Payer Credit Balance:
Many a times the Credit Balance happens because of Over-payments by the Payers. Even the Patient’s Credit Balance is usually because the Payer paid more than anticipated. In medical claims processing, it is very important to handle the payments from Payers on priority. This not only projects the correct Cash flow as a result of the physician billing solution, but also prevents inflated AR. Some scenarios on Payer Credit Balances:
1) Both Primary and Secondary Payer pay as Primary
2) Payer pays more than Allowed amount by error
3) Cross-over errors, especially between Medicare and Medicaid
4) Privately purchased Plans – always pay as Primary, though there could be another Primary
In all these instances, there are very strict guidelines and time frames within which the excess money has to be returned either to the Payer or to the Patient, as the case may be. In case of Payer errors, the Payer has to be notified of the error within 30-120 days depending on the Payer. Failure to notify within the timeframe could be viewed as ‘Fraud’ by the Payer and the State with stiff penalties.

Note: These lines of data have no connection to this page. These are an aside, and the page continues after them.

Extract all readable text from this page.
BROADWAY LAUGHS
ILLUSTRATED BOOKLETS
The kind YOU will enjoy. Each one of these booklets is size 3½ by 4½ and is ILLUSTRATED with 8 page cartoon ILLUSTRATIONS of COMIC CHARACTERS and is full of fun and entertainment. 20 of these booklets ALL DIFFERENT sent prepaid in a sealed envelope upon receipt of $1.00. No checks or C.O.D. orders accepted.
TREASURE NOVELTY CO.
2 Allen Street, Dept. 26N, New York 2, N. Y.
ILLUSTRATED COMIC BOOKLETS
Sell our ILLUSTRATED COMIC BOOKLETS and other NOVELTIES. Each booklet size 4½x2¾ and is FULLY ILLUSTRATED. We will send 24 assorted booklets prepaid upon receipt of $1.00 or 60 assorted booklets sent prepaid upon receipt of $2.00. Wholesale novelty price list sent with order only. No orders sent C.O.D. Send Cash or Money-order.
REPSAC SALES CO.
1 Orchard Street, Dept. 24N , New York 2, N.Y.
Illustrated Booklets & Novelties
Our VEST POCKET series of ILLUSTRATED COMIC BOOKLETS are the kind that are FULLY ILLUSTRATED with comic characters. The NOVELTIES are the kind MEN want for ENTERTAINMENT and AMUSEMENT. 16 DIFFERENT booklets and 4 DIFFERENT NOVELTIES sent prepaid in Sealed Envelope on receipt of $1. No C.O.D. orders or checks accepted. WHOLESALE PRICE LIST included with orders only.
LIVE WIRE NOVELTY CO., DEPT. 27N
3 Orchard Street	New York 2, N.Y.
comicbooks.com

If the Payers refuse the refund (as in the case of privately purchased Plans), then that money belongs to the Patient and the Patient has to be notified. The medical claims processing and physician billing solution providers have to keep these requirements in mind and process the Credit Balances on a daily/weekly basis to avoid any trouble for the Provider and the Practice.
Recoupments and Offsets:
Some payers would adjust the payments for current and future claims against Credit Balances owed to other Payers which are Recoupments. When the Payers adjust the payments for current and future claims against the over-payments made in the past in their own Plans, these are called Offsets.
The best option to handle the Credit Balances is to outsource medical billing to a professional medical claims processing company.